I talked it through with my Mom and Cynthia (Thank God for text messages in the middle of the afternoon!) and soon realized that being sad was 1. Okay, and 2. not necessary. I needed to be reminded of the things I already knew.
Ola is doing awesome, with the exception of this week, she has gained huge numbers (9 oz in 6 days!) We BREASTFED! which was a huge accomplishment for both of us. She is so smiley, especially in the morning when she first wakes up, she is so happy to be picked up and held. She is doing "crunches" in her bouncy seat, and can hold her head up really well when she is looking over my shoulder. She is so friendly, and is happy to be held by anyone, that other babies are small and quiet too, not just Ola and mostly, she is perfect, she is my perfect happy, healthy baby girl.

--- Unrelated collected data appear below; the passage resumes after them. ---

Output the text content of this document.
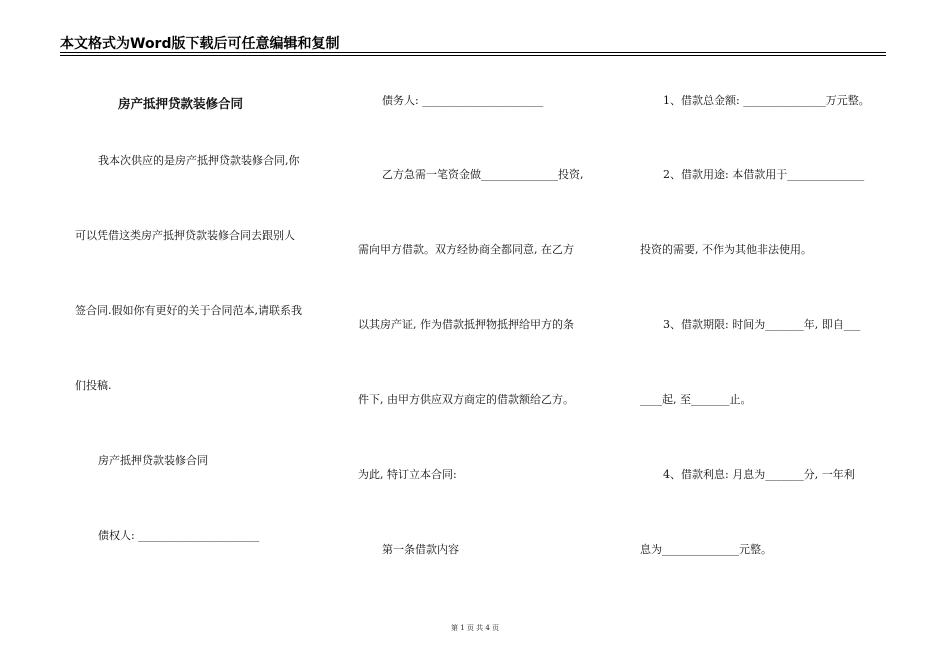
本文格式为Word版下载后可任意编辑和复制
房产抵押贷款装修合同
我本次供应的是房产抵押贷款装修合同,你
可以凭借这类房产抵押贷款装修合同去跟别人
签合同.假如你有更好的关于合同范本,请联系我
们投稿.
房产抵押贷款装修合同
债权人: ______________________
债务人: ______________________
乙方急需一笔资金做______________投资,
需向甲方借款。双方经协商全都同意, 在乙方
以其房产证, 作为借款抵押物抵押给甲方的条
件下, 由甲方供应双方商定的借款额给乙方。
为此, 特订立本合同:
第一条借款内容
1、借款总金额: _______________万元整。
2、借款用途: 本借款用于______________
投资的需要, 不作为其他非法使用。
3、借款期限: 时间为_______年, 即自___
____起, 至_______止。
4、借款利息: 月息为_______分, 一年利
息为______________元整。
第 1 页 共 4 页
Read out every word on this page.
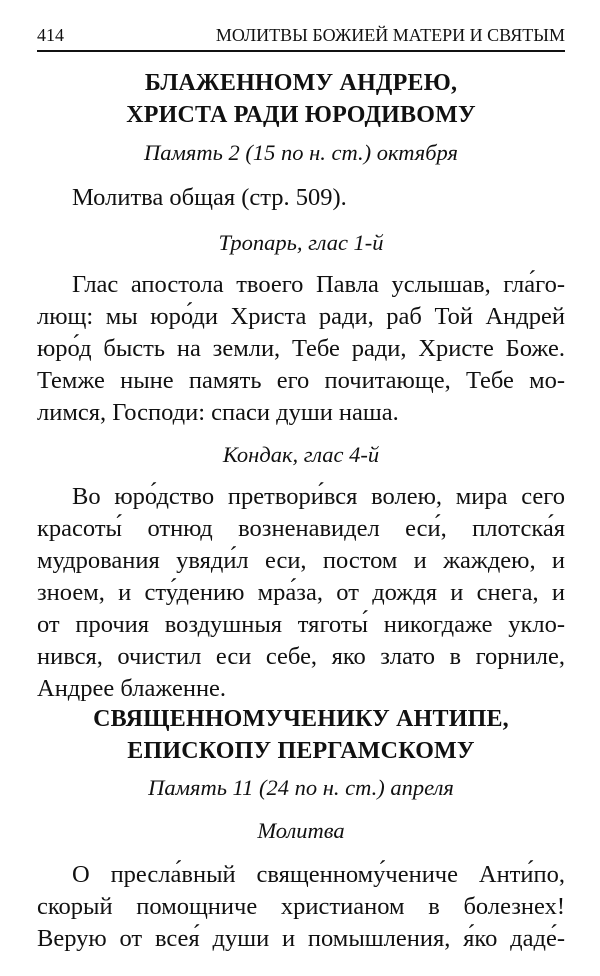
414	МОЛИТВЫ БОЖИЕЙ МАТЕРИ И СВЯТЫМ
БЛАЖЕННОМУ АНДРЕЮ,
ХРИСТА РАДИ ЮРОДИВОМУ
Память 2 (15 по н. ст.) октября
Молитва общая (стр. 509).
Тропарь, глас 1-й
Глас апостола твоего Павла услышав, гла́го-
лющ: мы юро́ди Христа ради, раб Той Андрей
юро́д бысть на земли, Тебе ради, Христе Боже.
Темже ныне память его почитающе, Тебе мо-
лимся, Господи: спаси души наша.
Кондак, глас 4-й
Во юро́дство претвори́вся волею, мира сего
красоты́ отнюд возненавидел еси́, плотска́я
мудрования увяди́л еси, постом и жаждею, и
зноем, и сту́дению мра́за, от дождя и снега, и
от прочия воздушныя тяготы́ никогдаже укло-
нився, очистил еси себе, яко злато в горниле,
Андрее блаженне.
СВЯЩЕННОМУЧЕНИКУ АНТИПЕ,
ЕПИСКОПУ ПЕРГАМСКОМУ
Память 11 (24 по н. ст.) апреля
Молитва
О пресла́вный священному́чениче Анти́по,
скорый помощниче христианом в болезнех!
Верую от всея́ души и помышления, я́ко даде́-
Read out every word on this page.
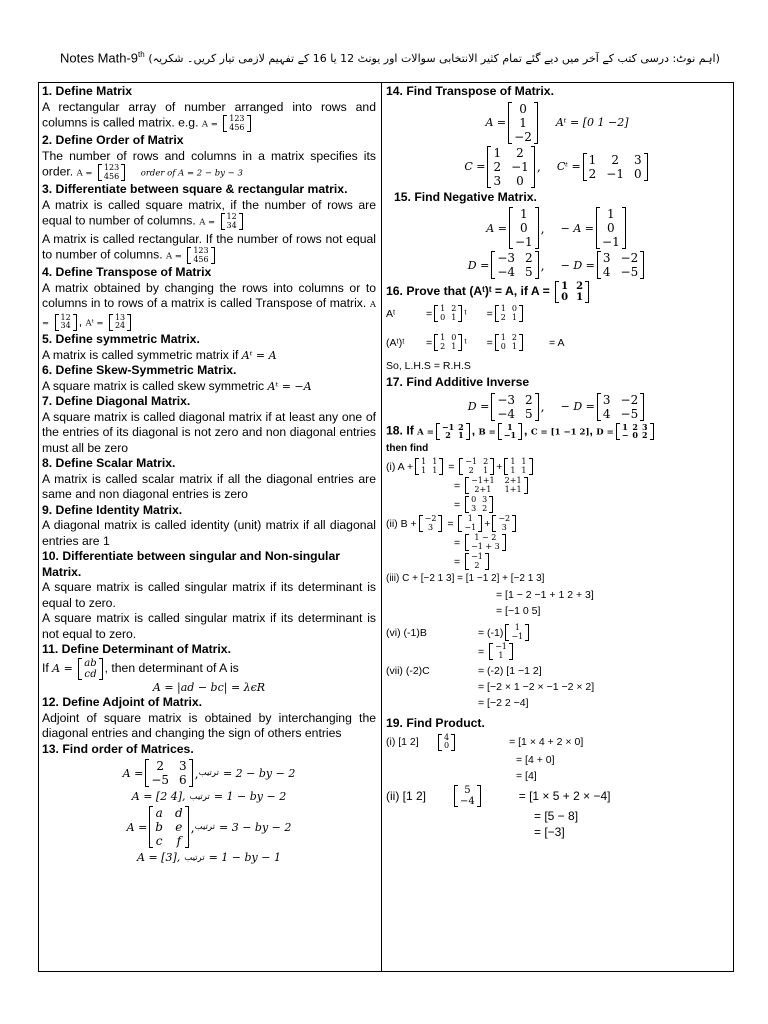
Notes Math-9th (اہم نوٹ: درسی کتب کے آخر میں دیے گئے تمام کثیر الانتخابی سوالات اور یونٹ 12 یا 16 کے تفہیم لازمی تیار کریں۔ شکریہ)

1. Define Matrix

A rectangular array of number arranged into rows and columns is called matrix. e.g. A =
1 2 3
4 5 6

2. Define Order of Matrix

The number of rows and columns in a matrix specifies its order. A =
1 2 3
4 5 6	order of A = 2 − by − 3

3. Differentiate between square & rectangular matrix.

A matrix is called square matrix, if the number of rows are equal to number of columns. A =
1 2
3 4

A matrix is called rectangular. If the number of rows not equal to number of columns. A =
1 2 3
4 5 6

4. Define Transpose of Matrix

A matrix obtained by changing the rows into columns or to columns in to rows of a matrix is called Transpose of matrix. A =
1 2
3 4 , Aᵗ =
1 3
2 4

5. Define symmetric Matrix.

A matrix is called symmetric matrix if Aᵗ = A

6. Define Skew-Symmetric Matrix.

A square matrix is called skew symmetric Aᵗ = −A

7. Define Diagonal Matrix.

A square matrix is called diagonal matrix if at least any one of the entries of its diagonal is not zero and non diagonal entries must all be zero

8. Define Scalar Matrix.

A matrix is called scalar matrix if all the diagonal entries are same and non diagonal entries is zero

9. Define Identity Matrix.

A diagonal matrix is called identity (unit) matrix if all diagonal entries are 1

10. Differentiate between singular and Non-singular Matrix.

A square matrix is called singular matrix if its determinant is equal to zero.

A square matrix is called singular matrix if its determinant is not equal to zero.

11. Define Determinant of Matrix.

If A = a b
c d , then determinant of A is

A = |ad − bc| = λϵR

12. Define Adjoint of Matrix.

Adjoint of square matrix is obtained by interchanging the diagonal entries and changing the sign of others entries

13. Find order of Matrices.

A =	2	3
−5 6 , ترتیب
= 2 − by − 2
A = [2 4],
ترتیب
= 1 − by − 2
A =
a d
b e
c f
, ترتیب
= 3 − by − 2
A = [3],
ترتیب
= 1 − by − 1

14. Find Transpose of Matrix.

A =
0
1
−2
Aᵗ = [0 1 −2]
C =
1	2
2 −1
3	0
, Cᵗ = 1	2	3
2 −1 0

15. Find Negative Matrix.

A =
1
0
−1
, − A =
1
0
−1
D = −3 2
−4 5 , − D = 3 −2
4 −5

16. Prove that (Aᵗ)ᵗ = A, if A = 1 2
0 1

Aᵗ	= 1 2
0 1 ᵗ
= 1 0
2 1
(Aᵗ)ᵗ	= 1 0
2 1 ᵗ
= 1 2
0 1	= A
So, L.H.S = R.H.S

17. Find Additive Inverse

D = −3 2
−4 5 , − D = 3 −2
4 −5

18. If A =
−1 2
2 1 , B =
1
−1 , C = [1 −1 2], D =
1 2 3
− 0 2

then find

(i) A + 1 1
1 1 = −1 2
2	1 + 1 1
1 1
= −1+1 2+1
2+1	1+1
= 0 3
3 2
(ii) B + −2
3	=	1
−1 + −2
3
=	1 − 2
−1 + 3
= −1
2
(iii) C + [−2 1 3] = [1 −1 2] + [−2 1 3]
= [1 − 2 −1 + 1 2 + 3]
= [−1 0 5]
(vi) (-1)B	= (-1)	1
−1
= −1
1
(vii) (-2)C	= (-2) [1 −1 2]
= [−2 × 1 −2 × −1 −2 × 2]
= [−2 2 −4]

19. Find Product.

(i) [1 2]	4
0	= [1 × 4 + 2 × 0]
= [4 + 0]
= [4]
(ii) [1 2]	5
−4	= [1 × 5 + 2 × −4]
= [5 − 8]
= [−3]
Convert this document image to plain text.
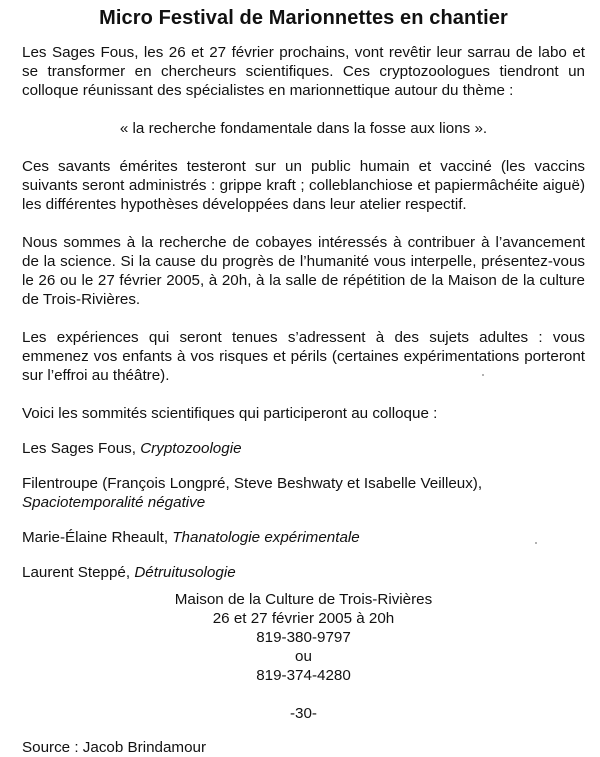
Micro Festival de Marionnettes en chantier

Les Sages Fous, les 26 et 27 février prochains, vont revêtir leur sarrau de labo et se transformer en chercheurs scientifiques. Ces cryptozoologues tiendront un colloque réunissant des spécialistes en marionnettique autour du thème :

« la recherche fondamentale dans la fosse aux lions ».

Ces savants émérites testeront sur un public humain et vacciné (les vaccins suivants seront administrés : grippe kraft ; colleblanchiose et papiermâchéite aiguë) les différentes hypothèses développées dans leur atelier respectif.

Nous sommes à la recherche de cobayes intéressés à contribuer à l’avancement de la science. Si la cause du progrès de l’humanité vous interpelle, présentez-vous le 26 ou le 27 février 2005, à 20h, à la salle de répétition de la Maison de la culture de Trois-Rivières.

Les expériences qui seront tenues s’adressent à des sujets adultes : vous emmenez vos enfants à vos risques et périls (certaines expérimentations porteront sur l’effroi au théâtre).

Voici les sommités scientifiques qui participeront au colloque :

Les Sages Fous, Cryptozoologie

Filentroupe (François Longpré, Steve Beshwaty et Isabelle Veilleux),
Spaciotemporalité négative

Marie-Élaine Rheault, Thanatologie expérimentale

Laurent Steppé, Détruitusologie

Maison de la Culture de Trois-Rivières
26 et 27 février 2005 à 20h
819-380-9797
ou
819-374-4280
-30-
Source : Jacob Brindamour
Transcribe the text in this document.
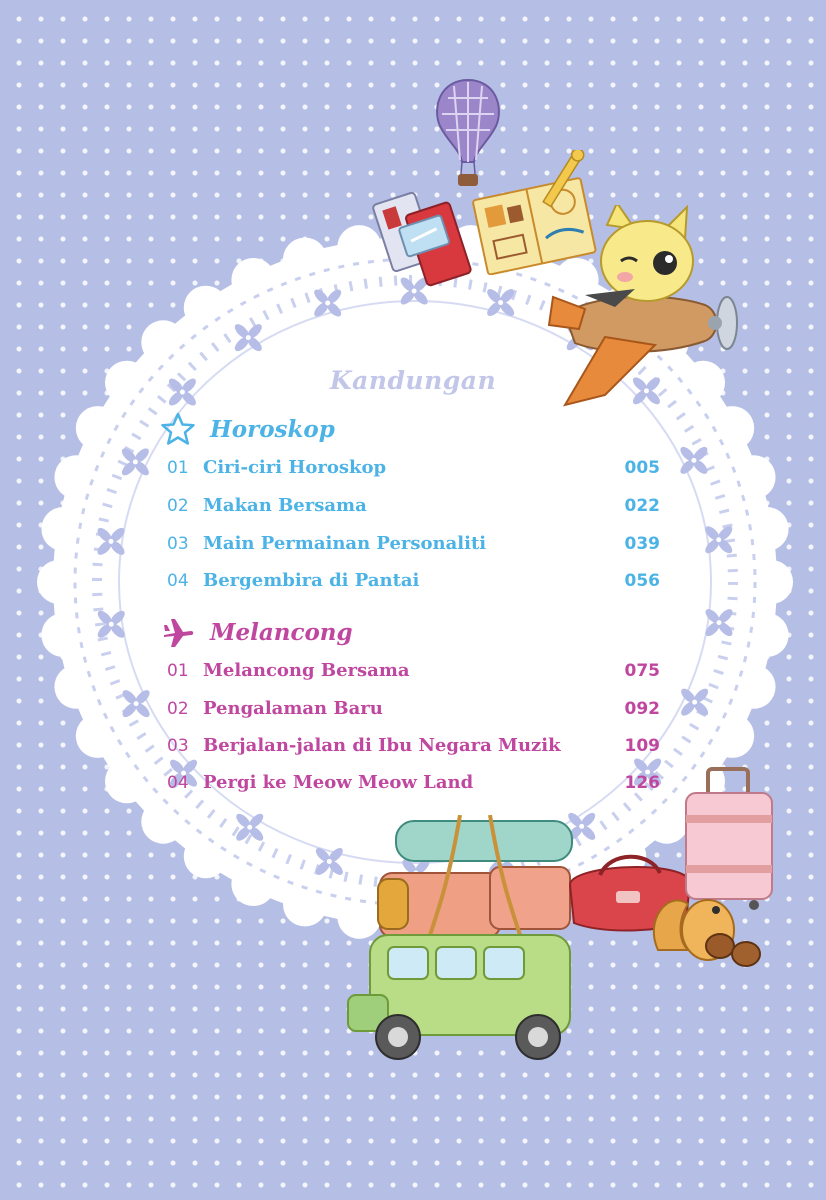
Kandungan
Horoskop
01 Ciri-ciri Horoskop	005
02 Makan Bersama	022
03 Main Permainan Personaliti	039
04 Bergembira di Pantai	056
Melancong
01 Melancong Bersama	075
02 Pengalaman Baru	092
03 Berjalan-jalan di Ibu Negara Muzik	109
04 Pergi ke Meow Meow Land	126
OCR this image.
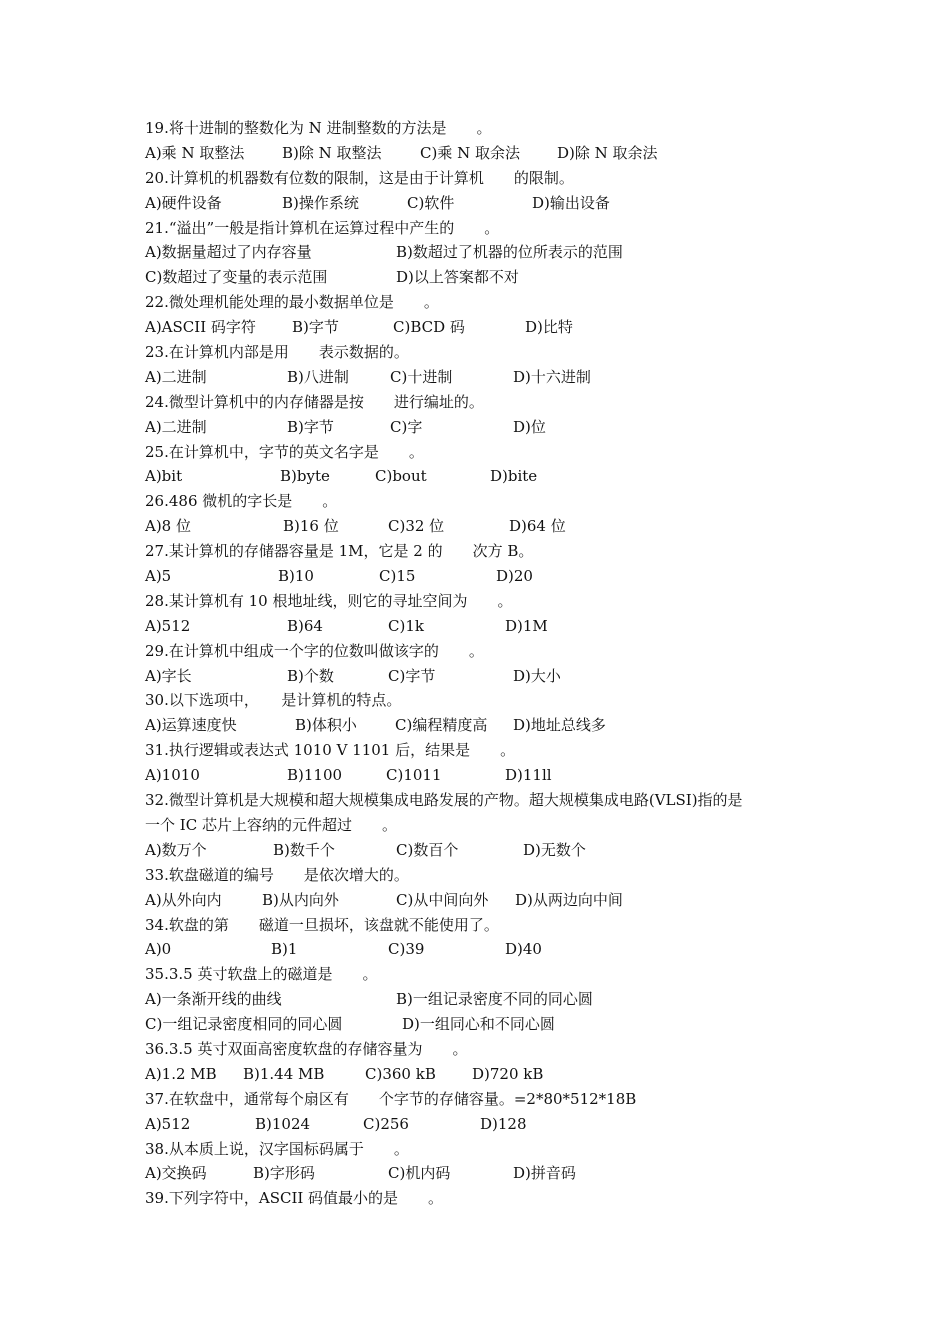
19.将十进制的整数化为 N 进制整数的方法是　　。
A)乘 N 取整法	B)除 N 取整法	C)乘 N 取余法 D)除 N 取余法
20.计算机的机器数有位数的限制，这是由于计算机　　的限制。
A)硬件设备	B)操作系统	C)软件	D)输出设备
21.“溢出”一般是指计算机在运算过程中产生的　　。
A)数据量超过了内存容量	B)数超过了机器的位所表示的范围
C)数超过了变量的表示范围	D)以上答案都不对
22.微处理机能处理的最小数据单位是　　。
A)ASCII 码字符 B)字节	C)BCD 码	D)比特
23.在计算机内部是用　　表示数据的。
A)二进制	B)八进制	C)十进制	D)十六进制
24.微型计算机中的内存储器是按　　进行编址的。
A)二进制	B)字节	C)字	D)位
25.在计算机中，字节的英文名字是　　。
A)bit	B)byte	C)bout	D)bite
26.486 微机的字长是　　。
A)8 位	B)16 位	C)32 位	D)64 位
27.某计算机的存储器容量是 1M，它是 2 的　　次方 B。
A)5	B)10	C)15	D)20
28.某计算机有 10 根地址线，则它的寻址空间为　　。
A)512	B)64	C)1k	D)1M
29.在计算机中组成一个字的位数叫做该字的　　。
A)字长	B)个数	C)字节	D)大小
30.以下选项中，　　是计算机的特点。
A)运算速度快	B)体积小	C)编程精度高 D)地址总线多
31.执行逻辑或表达式 1010 V 1101 后，结果是　　。
A)1010	B)1100	C)1011	D)11ll
32.微型计算机是大规模和超大规模集成电路发展的产物。超大规模集成电路(VLSI)指的是
一个 IC 芯片上容纳的元件超过　　。
A)数万个	B)数千个	C)数百个	D)无数个
33.软盘磁道的编号　　是依次增大的。
A)从外向内	B)从内向外	C)从中间向外 D)从两边向中间
34.软盘的第　　磁道一旦损坏，该盘就不能使用了。
A)0	B)1	C)39	D)40
35.3.5 英寸软盘上的磁道是　　。
A)一条渐开线的曲线	B)一组记录密度不同的同心圆
C)一组记录密度相同的同心圆	D)一组同心和不同心圆
36.3.5 英寸双面高密度软盘的存储容量为　　。
A)1.2 MB B)1.44 MB	C)360 kB D)720 kB
37.在软盘中，通常每个扇区有　　个字节的存储容量。=2*80*512*18B
A)512	B)1024	C)256	D)128
38.从本质上说，汉字国标码属于　　。
A)交换码	B)字形码	C)机内码	D)拼音码
39.下列字符中，ASCII 码值最小的是　　。
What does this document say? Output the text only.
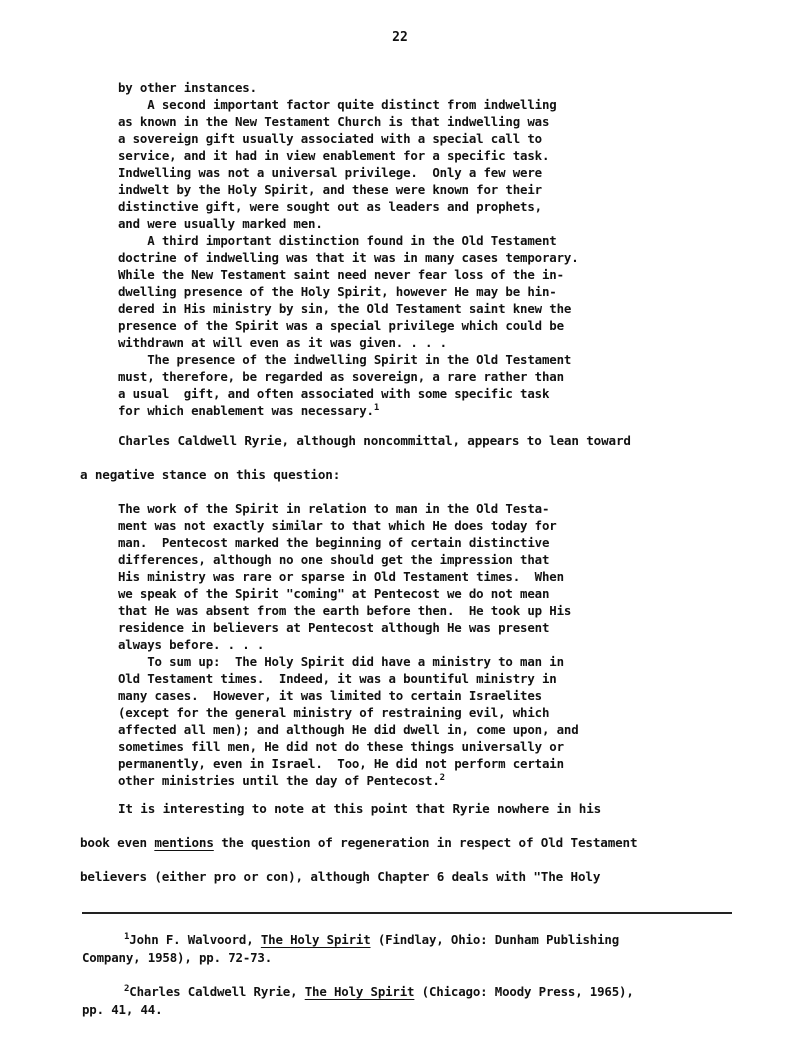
22
by other instances.
A second important factor quite distinct from indwelling
as known in the New Testament Church is that indwelling was
a sovereign gift usually associated with a special call to
service, and it had in view enablement for a specific task.
Indwelling was not a universal privilege.  Only a few were
indwelt by the Holy Spirit, and these were known for their
distinctive gift, were sought out as leaders and prophets,
and were usually marked men.
A third important distinction found in the Old Testament
doctrine of indwelling was that it was in many cases temporary.
While the New Testament saint need never fear loss of the in-
dwelling presence of the Holy Spirit, however He may be hin-
dered in His ministry by sin, the Old Testament saint knew the
presence of the Spirit was a special privilege which could be
withdrawn at will even as it was given. . . .
The presence of the indwelling Spirit in the Old Testament
must, therefore, be regarded as sovereign, a rare rather than
a usual  gift, and often associated with some specific task
for which enablement was necessary.$^1$
Charles Caldwell Ryrie, although noncommittal, appears to lean toward
a negative stance on this question:
The work of the Spirit in relation to man in the Old Testa-
ment was not exactly similar to that which He does today for
man.  Pentecost marked the beginning of certain distinctive
differences, although no one should get the impression that
His ministry was rare or sparse in Old Testament times.  When
we speak of the Spirit "coming" at Pentecost we do not mean
that He was absent from the earth before then.  He took up His
residence in believers at Pentecost although He was present
always before. . . .
To sum up:  The Holy Spirit did have a ministry to man in
Old Testament times.  Indeed, it was a bountiful ministry in
many cases.  However, it was limited to certain Israelites
(except for the general ministry of restraining evil, which
affected all men); and although He did dwell in, come upon, and
sometimes fill men, He did not do these things universally or
permanently, even in Israel.  Too, He did not perform certain
other ministries until the day of Pentecost.$^2$
It is interesting to note at this point that Ryrie nowhere in his
book even mentions the question of regeneration in respect of Old Testament
believers (either pro or con), although Chapter 6 deals with "The Holy
$^1$John F. Walvoord, The Holy Spirit (Findlay, Ohio: Dunham Publishing
Company, 1958), pp. 72-73.
$^2$Charles Caldwell Ryrie, The Holy Spirit (Chicago: Moody Press, 1965),
pp. 41, 44.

I think that our 2 week run of breastfeeding is coming to an end. My milk is fading, and I am not going to chase after it. We got to do what I had set out to do 11 long weeks ago when I started pumping and that was to breastfeed, and to get her mouth muscles stronger, and I did just that. She drank milk from her bottle last night with a tougher nipple, and hardly spilled a drop. I have worked hard to get her the most breast milk I could and I am proud of myself for doing what I did. (ok, enough patting myself on the back!)
I am looking forward to weighing her again on Monday, and no matter what that scale says, I am going to be proud of my girl and myself for all of our hard work.